Once you have your schedule in place, it’s time to start thinking about work and study spaces. If you and your kids just decide to work wherever you happen to land, the kitchen table, the couch, the bed, you’re not going to be as productive as you need to be.
Having a dedicated workspace that’s free of clutter, well lit, and equipped with everything you and your kids might need to do your work will signal to your brain that when you’re in that space, it’s time to focus. It’s also going to signal to others that you’re working and not to be disturbed.
Take Advantage of Tech
When you’re working or learning from home, one of the most important keys to efficiency is to ensure you and your little scholars have the technology you need. There are tons of free and low-cost apps to help you as you telecommute.
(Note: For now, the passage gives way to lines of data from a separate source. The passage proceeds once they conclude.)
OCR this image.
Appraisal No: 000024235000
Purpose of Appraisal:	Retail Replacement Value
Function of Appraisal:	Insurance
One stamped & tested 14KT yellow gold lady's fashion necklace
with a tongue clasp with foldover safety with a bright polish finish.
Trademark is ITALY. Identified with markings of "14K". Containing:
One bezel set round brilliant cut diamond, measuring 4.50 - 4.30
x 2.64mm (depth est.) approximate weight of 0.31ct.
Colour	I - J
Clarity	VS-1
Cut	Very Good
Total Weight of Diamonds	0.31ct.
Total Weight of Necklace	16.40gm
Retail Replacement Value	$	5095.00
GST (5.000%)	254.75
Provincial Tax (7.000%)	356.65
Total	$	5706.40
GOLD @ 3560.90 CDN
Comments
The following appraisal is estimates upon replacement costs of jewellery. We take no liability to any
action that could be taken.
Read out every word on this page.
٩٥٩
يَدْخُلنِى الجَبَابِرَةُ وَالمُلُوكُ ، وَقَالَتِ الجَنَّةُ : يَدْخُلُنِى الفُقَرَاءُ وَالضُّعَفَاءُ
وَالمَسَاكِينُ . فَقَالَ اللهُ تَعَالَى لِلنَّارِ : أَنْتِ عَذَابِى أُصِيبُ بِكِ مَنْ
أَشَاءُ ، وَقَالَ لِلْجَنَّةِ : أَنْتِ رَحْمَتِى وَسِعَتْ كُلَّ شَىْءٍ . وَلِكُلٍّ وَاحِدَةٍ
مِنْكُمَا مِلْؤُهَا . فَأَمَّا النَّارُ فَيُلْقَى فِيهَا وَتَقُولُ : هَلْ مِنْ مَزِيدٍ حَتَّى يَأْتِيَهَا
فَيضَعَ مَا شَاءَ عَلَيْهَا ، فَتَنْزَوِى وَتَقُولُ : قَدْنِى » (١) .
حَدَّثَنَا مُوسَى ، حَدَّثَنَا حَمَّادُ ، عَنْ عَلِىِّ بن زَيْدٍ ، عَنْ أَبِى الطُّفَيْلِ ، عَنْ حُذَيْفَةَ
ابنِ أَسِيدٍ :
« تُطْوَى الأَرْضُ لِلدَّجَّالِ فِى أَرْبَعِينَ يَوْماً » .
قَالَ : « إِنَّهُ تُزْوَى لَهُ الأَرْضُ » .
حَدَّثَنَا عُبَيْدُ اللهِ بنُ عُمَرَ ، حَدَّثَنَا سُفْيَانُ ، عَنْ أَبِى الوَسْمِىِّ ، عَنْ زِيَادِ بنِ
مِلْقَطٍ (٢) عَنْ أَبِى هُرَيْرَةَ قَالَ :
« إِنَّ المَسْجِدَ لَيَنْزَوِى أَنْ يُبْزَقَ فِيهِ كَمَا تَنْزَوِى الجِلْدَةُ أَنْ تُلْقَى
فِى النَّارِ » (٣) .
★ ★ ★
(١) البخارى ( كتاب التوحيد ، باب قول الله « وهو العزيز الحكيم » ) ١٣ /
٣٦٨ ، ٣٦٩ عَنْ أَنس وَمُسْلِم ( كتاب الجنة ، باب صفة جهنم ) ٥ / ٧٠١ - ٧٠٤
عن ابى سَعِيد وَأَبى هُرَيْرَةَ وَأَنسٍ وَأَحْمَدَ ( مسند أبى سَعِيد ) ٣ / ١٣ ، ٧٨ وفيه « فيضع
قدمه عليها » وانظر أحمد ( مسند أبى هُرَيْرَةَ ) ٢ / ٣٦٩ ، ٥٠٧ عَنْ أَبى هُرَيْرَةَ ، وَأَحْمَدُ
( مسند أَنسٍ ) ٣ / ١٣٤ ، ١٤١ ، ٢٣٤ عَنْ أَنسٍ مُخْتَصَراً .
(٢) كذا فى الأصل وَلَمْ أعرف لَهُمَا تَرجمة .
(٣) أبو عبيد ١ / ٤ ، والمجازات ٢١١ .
For you, tools such as Asana and Slack can help you keep in real-time contact with your coworkers. That means you’re not going to be wasting time tracking down your colleagues to ask a question or get a status update. And when you’re trying not only to work from home but also to teach from home, anything that saves you time and frustration is worth a king’s ransom!
Technology isn’t just going to help with your telecommuting, though. It’s also going to enable you to up your homeschooling game. For instance, you could invest in a compact teleprojector for presenting lessons to your kids in a way that feels more like “real school.” Learning the alphabet or the times tables on a big screen is going to be a lot more fun than staring at a piece of paper, a musty book, or even a digital screen.
Not to say that there’s no room for the small screen in a homeschooling environment. In fact, from gamification to collaboration, with today’s technology, you have more resources than ever to make your kids’ education interactive, personalized, and fun.
As important as technology is going to be to your kids’ remote learning, though, there has to be a limit. Too much screen time can be harmful, especially to young children. So if your kids are spending the better part of their day studying online, it’s imperative to get your kids away from the screens and back with you and your family in the “real world” when the school day is done.
Infographic by Custom-Writing.Org
A summer unlike anything most of us have ever experienced is drawing to a close and the new school year is soon to arrive. The question for many parents across the US now, however, is how to face another semester of homeschooling the kids while also working from home. The good news is, it can be done. It just takes some planning, some preparation, and a whole lot of patience.